The first cosmetic uses of ultrasound followed after some interesting results were obtained in physical medicine. Patients were surprised when they saw that the skin in the areas that were treated with ultrasound (e.g. for muscle relaxation) had visibly improved. The skin was tighter and more elastic, and impurities had disappeared. When one considers the fundamental action of ultrasound frequencies, however, these observations make absolute sense. Subsequently, people started experimenting with various frequencies within the ultrasound spectrum and different specific doses. The first ultrasound device for cosmetic use was presented in Germany in 1989. At the time, it still took a lot of convincing to establish this previously unheard of method in cosmetic institutes. Nowadays, there are two different frequency systems used, 1 MHz and 3 MHz. 3 MHz systems only reach the epidermis (outer layer), while 1 MHz systems reach all layers of the skin, down to the connective tissue, and are still regarded as "state-of-the-art". Following countless trials and research studies, the optimal intensity of sound (measured in Watts per square centimeter, W/cm²) that is still safe has been calculated at 0.5–1 W/cm². Once the perfect combination of controlled penetration depth, optimal intensity and simple and safe use with no side-effects was found, home-use cosmetic ultrasound treatment was born. It was now possible to produce compact devices for daily home use. In 2003, MediConsult developed the first "SkinDream", which immediately met with wide acceptance in cosmetics businesses and, above all, in homes. The SkinDream® TITANIUM was presented to the world in 2009. The first, and so far only, cosmetic ultrasound system for home use that features its own hand-made titanium sonic head.


Effective actions of cosmetic ultrasound on and in the skin.

Thermal action

Heating the skin tissue leads to improved blood circulation, and thereby an immediate increase in metabolic activities, accelerating cell regeneration.

Mechanical action

The frequency of the ultrasound employed stimulates the tissue into faster oscillations around its resting position. This leads to periodical compression and decompression in the tissue mass. At an optimal dosage (0.5–1 W/cm²) and at the right frequency (1 MHz), a so-called micro-massage effect begins to work on the applied tissue. This immediately promotes the detoxification process and lymph drainage within the skin layers, and accelerates the diffusion process in the tissue.
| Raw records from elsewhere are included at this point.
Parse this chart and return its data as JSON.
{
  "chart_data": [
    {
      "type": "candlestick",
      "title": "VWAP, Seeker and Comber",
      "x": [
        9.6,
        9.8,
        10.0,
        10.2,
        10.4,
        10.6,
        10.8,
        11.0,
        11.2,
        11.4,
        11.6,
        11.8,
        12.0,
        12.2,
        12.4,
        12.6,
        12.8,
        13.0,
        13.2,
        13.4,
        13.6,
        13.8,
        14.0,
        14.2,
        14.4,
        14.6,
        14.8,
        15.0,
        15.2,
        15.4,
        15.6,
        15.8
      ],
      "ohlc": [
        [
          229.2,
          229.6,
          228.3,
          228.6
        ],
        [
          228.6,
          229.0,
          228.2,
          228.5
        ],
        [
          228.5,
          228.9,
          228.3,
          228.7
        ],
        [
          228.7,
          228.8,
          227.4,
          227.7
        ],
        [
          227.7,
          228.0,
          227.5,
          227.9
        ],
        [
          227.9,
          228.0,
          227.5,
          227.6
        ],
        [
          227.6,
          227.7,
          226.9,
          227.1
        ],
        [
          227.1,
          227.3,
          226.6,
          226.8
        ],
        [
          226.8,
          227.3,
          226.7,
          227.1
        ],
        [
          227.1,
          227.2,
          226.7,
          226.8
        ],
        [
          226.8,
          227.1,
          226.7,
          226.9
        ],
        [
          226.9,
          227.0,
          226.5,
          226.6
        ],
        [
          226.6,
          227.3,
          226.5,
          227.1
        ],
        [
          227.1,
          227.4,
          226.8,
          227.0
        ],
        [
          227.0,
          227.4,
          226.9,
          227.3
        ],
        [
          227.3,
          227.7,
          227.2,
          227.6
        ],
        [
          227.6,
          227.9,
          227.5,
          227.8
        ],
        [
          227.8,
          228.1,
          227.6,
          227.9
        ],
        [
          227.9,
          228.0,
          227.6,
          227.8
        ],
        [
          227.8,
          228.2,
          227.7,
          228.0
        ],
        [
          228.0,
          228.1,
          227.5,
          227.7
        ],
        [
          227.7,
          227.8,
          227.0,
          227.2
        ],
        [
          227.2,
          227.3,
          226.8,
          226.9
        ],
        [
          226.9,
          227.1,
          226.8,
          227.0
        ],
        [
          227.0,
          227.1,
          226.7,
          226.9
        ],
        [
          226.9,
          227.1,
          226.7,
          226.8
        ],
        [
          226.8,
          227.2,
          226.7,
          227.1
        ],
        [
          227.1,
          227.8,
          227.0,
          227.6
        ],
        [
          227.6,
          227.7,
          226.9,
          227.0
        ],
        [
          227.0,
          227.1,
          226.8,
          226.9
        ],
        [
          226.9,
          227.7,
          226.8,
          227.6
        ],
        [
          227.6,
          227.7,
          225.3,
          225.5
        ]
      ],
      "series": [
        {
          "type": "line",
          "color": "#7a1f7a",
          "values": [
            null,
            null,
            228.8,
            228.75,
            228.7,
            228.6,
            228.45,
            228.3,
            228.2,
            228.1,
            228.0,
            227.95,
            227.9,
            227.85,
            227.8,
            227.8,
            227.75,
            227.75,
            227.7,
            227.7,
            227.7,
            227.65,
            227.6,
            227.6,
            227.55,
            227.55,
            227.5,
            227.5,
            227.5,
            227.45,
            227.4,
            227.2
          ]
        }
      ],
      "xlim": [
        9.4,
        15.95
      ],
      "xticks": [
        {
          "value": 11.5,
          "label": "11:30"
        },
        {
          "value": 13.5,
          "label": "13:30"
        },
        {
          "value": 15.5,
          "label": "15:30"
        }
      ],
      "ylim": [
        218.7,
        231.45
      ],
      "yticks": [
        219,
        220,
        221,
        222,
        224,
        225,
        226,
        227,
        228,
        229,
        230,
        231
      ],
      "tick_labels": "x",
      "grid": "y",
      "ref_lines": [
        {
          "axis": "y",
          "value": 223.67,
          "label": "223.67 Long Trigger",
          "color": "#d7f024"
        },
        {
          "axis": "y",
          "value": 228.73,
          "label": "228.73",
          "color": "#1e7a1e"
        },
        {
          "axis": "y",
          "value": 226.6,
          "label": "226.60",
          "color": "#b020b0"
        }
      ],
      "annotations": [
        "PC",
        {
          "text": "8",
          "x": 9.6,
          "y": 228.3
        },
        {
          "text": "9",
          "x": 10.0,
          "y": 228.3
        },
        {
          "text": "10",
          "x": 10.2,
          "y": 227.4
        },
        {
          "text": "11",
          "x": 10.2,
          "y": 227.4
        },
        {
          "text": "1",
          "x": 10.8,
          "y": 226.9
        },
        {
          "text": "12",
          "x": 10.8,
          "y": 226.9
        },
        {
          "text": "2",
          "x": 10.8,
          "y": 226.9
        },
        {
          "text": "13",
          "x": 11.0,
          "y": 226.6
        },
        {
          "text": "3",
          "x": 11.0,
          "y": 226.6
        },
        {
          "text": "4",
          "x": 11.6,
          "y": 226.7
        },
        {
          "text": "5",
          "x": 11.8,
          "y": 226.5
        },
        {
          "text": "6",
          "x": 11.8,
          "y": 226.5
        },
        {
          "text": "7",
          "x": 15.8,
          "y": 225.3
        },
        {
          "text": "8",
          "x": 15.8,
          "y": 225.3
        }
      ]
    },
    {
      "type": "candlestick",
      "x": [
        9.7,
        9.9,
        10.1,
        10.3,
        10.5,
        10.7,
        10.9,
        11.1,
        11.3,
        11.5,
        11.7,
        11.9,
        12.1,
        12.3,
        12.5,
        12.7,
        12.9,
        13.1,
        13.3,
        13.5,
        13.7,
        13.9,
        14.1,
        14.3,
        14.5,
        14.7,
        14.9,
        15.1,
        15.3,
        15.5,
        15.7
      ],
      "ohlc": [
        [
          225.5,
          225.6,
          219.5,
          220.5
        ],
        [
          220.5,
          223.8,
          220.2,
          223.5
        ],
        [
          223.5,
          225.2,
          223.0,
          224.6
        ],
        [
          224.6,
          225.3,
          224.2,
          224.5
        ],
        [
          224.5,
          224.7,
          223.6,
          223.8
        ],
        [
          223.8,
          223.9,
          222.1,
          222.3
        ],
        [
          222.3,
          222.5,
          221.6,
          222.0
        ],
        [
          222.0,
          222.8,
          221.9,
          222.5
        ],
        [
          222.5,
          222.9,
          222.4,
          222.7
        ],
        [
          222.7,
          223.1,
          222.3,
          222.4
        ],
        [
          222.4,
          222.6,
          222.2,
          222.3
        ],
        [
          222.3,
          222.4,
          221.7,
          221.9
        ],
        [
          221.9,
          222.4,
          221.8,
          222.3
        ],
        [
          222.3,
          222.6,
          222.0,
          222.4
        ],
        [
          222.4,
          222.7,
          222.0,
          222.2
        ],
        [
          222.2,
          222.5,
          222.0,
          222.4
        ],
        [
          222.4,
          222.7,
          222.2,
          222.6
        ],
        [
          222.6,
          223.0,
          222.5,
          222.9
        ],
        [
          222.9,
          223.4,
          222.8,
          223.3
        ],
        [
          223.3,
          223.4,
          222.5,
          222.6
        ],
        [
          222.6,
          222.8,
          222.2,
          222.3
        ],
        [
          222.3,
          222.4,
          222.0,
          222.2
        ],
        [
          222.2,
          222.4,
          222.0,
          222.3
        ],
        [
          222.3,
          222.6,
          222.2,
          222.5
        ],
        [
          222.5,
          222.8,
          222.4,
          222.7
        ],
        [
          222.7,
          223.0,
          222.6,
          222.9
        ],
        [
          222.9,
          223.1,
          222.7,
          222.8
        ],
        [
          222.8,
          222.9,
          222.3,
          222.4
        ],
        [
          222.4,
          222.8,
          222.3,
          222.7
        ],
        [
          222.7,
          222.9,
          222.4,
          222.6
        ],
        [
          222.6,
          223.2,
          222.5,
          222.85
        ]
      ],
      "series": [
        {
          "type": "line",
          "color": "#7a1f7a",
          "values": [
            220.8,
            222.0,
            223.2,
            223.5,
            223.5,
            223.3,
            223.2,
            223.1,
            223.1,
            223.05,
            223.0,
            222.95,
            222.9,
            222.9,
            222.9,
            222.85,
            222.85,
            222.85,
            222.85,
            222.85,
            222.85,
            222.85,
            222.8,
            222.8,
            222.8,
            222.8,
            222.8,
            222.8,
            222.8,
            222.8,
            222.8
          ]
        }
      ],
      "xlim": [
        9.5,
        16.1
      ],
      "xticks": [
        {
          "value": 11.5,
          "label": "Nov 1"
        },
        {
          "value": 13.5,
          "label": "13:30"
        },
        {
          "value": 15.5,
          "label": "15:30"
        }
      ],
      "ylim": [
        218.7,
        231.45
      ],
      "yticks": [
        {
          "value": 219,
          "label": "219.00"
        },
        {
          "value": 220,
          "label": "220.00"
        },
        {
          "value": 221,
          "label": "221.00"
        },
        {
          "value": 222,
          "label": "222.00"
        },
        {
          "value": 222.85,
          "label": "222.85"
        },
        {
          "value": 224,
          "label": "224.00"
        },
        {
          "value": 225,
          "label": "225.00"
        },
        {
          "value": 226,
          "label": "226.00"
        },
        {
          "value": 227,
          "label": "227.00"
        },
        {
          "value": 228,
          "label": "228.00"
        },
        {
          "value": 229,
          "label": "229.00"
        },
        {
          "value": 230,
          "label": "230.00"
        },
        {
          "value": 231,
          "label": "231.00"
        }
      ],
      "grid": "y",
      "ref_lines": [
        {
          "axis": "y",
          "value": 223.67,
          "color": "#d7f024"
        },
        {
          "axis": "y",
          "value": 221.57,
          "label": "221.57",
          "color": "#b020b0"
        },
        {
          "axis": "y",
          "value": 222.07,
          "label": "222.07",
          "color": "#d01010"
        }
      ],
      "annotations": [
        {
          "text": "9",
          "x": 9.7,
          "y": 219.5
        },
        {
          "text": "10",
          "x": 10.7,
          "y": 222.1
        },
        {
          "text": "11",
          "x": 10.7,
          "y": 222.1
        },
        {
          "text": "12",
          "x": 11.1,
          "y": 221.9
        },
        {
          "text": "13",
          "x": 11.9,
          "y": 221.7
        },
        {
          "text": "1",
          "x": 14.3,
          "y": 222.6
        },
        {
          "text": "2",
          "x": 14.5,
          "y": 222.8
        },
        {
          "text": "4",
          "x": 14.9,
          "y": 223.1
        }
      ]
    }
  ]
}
Combination of thermal and mechanical action

Given the combination of these two actions, the pH of the skin starts to shift towards a more alkaline level. This leads to a stimulation of collagen and elastin, improving resilience and revitalizing the skin.


This term describes the phenomenon of cosmetic ultrasound transporting micro-ingredients into the layers of the skin. Unlike iontophoresis (channeling drugs and medicines with the help of electrical currents/ionization), ultrasound does not directly push the micro-ingredients into the skin. The micro-massage merely induces a "door opening" and a cleaning of the interstitial spaces between cells in the skin, thereby improving the skin's permeability. Drugs then penetrate through these and into the deeper skin layers as a result of the normal metabolic processes. Biomolecules and non-ionized active ingredients can only be effectively transported into the skin using cosmetic ultrasound. Laser systems and devices based on the principle of iontophoresis (galvanic systems) are not able to guarantee this extremely important function for effective, lasting skin regeneration.